BACKGROUND: Evidence provides inconsistent findings on risk factors and health outcomes associated with loneliness. The aim of this work was to grade the evidence on risk factors and health outcomes associated with loneliness, using an umbrella review approach. METHODS: For each meta-analytic association, random-effects summary effect size, 95% confidence intervals (CIs), heterogeneity, evidence for small-study effect, excess significance bias and 95% prediction intervals were calculated, and used to grade significant evidence (p<0.05) from convincing to weak. For narrative systematic reviews, findings were reported descriptively. RESULTS: From 210 studies initially evaluated, 14 publications were included, reporting on 18 outcomes, 795 studies, and 746,706 participants. Highly suggestive evidence (class II) supported the association between loneliness and incident dementia (relative risk, RR=1.26; 95%CI: 1.14-1.40, I2 23.6%), prevalent paranoia (odds ratio, OR=3.36; 95%CI: 2.51-4.49, I2 92.8%) and prevalent psychotic symptoms (OR=2.33; 95%CI: 1.68-3.22, I2 56.5%).
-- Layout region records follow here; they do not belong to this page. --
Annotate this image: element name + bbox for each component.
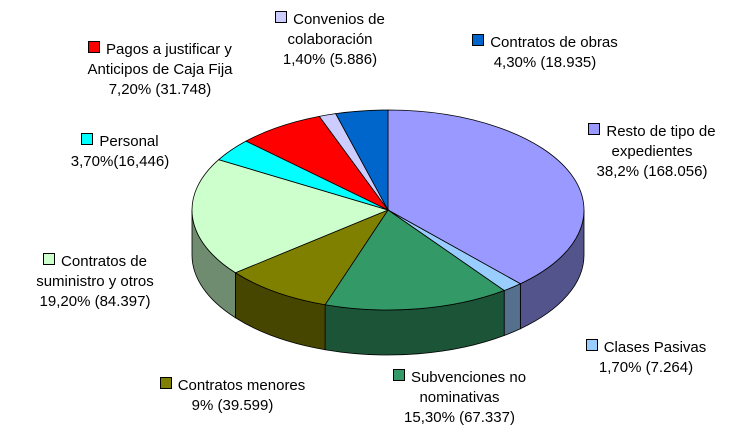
value-label: 19,20% (84.397) — [39, 293, 151, 310]
value-label: 9% (39.599) — [191, 397, 274, 414]
legend-swatch — [392, 369, 405, 381]
category-label: Personal — [99, 133, 159, 150]
value-label: 38,2% (168.056) — [596, 163, 708, 180]
value-label: 15,30% (67.337) — [404, 409, 515, 426]
legend-swatch — [81, 133, 94, 145]
slice — [234, 209, 390, 306]
category-label: Contratos menores — [177, 377, 306, 394]
slice — [324, 209, 506, 311]
slice-label: Convenios de colaboración 1,40% (5.886) — [255, 10, 405, 70]
category-label: Convenios de colaboración — [287, 11, 385, 48]
slice-label: Pagos a justificar y Anticipos de Caja F… — [50, 40, 270, 100]
slice-label: Contratos de suministro y otros 19,20% (8… — [0, 252, 190, 312]
legend-swatch — [588, 123, 601, 135]
slice-label: Contratos de obras 4,30% (18.935) — [455, 33, 635, 73]
value-label: 1,70% (7.264) — [598, 359, 694, 376]
category-label: Contratos de obras — [490, 34, 618, 51]
category-label: Subvenciones no nominativas — [410, 369, 527, 406]
legend-swatch — [585, 339, 598, 351]
slice-side — [503, 283, 521, 337]
category-label: Clases Pasivas — [603, 339, 707, 356]
category-label: Contratos de suministro y otros — [36, 253, 154, 290]
value-label: 4,30% (18.935) — [493, 54, 597, 71]
category-label: Resto de tipo de expedientes — [606, 123, 716, 160]
legend-swatch — [472, 34, 485, 46]
slice-label: Personal 3,70%(16,446) — [45, 132, 195, 172]
slice-label: Contratos menores 9% (39.599) — [140, 376, 325, 416]
legend-swatch — [88, 41, 101, 53]
value-label: 7,20% (31.748) — [108, 81, 212, 98]
slice — [387, 109, 585, 285]
category-label: Pagos a justificar y Anticipos de Caja F… — [87, 41, 233, 78]
slice-label: Resto de tipo de expedientes 38,2% (168.0… — [572, 122, 732, 182]
slice-label: Clases Pasivas 1,70% (7.264) — [566, 338, 726, 378]
legend-swatch — [43, 253, 56, 265]
value-label: 1,40% (5.886) — [282, 51, 378, 68]
slice — [335, 109, 389, 211]
slice — [191, 159, 390, 274]
legend-swatch — [159, 377, 172, 389]
slice-label: Subvenciones no nominativas 15,30% (67.33… — [372, 368, 547, 428]
legend-swatch — [275, 11, 288, 23]
value-label: 3,70%(16,446) — [70, 153, 170, 170]
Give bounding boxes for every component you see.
Pooled data supported the longitudinal association between loneliness and suicide attempts and depressive symptoms. In narrative systematic reviews, factors cross-sectionally associated with loneliness were age (in a U-shape way), female sex, quality of social contacts, low competence, socio-economic status and medical chronic conditions. LIMITATIONS: Low quality of the studies included; mainly cross-sectional evidence. CONCLUSIONS: This work is the first meta-evidence synthesis showing that highly suggestive and significant evidence supports the association between loneliness and adverse mental and physical health outcomes. More cohort studies are needed to disentangle the direction of the association between risk factors for loneliness and its related health outcomes.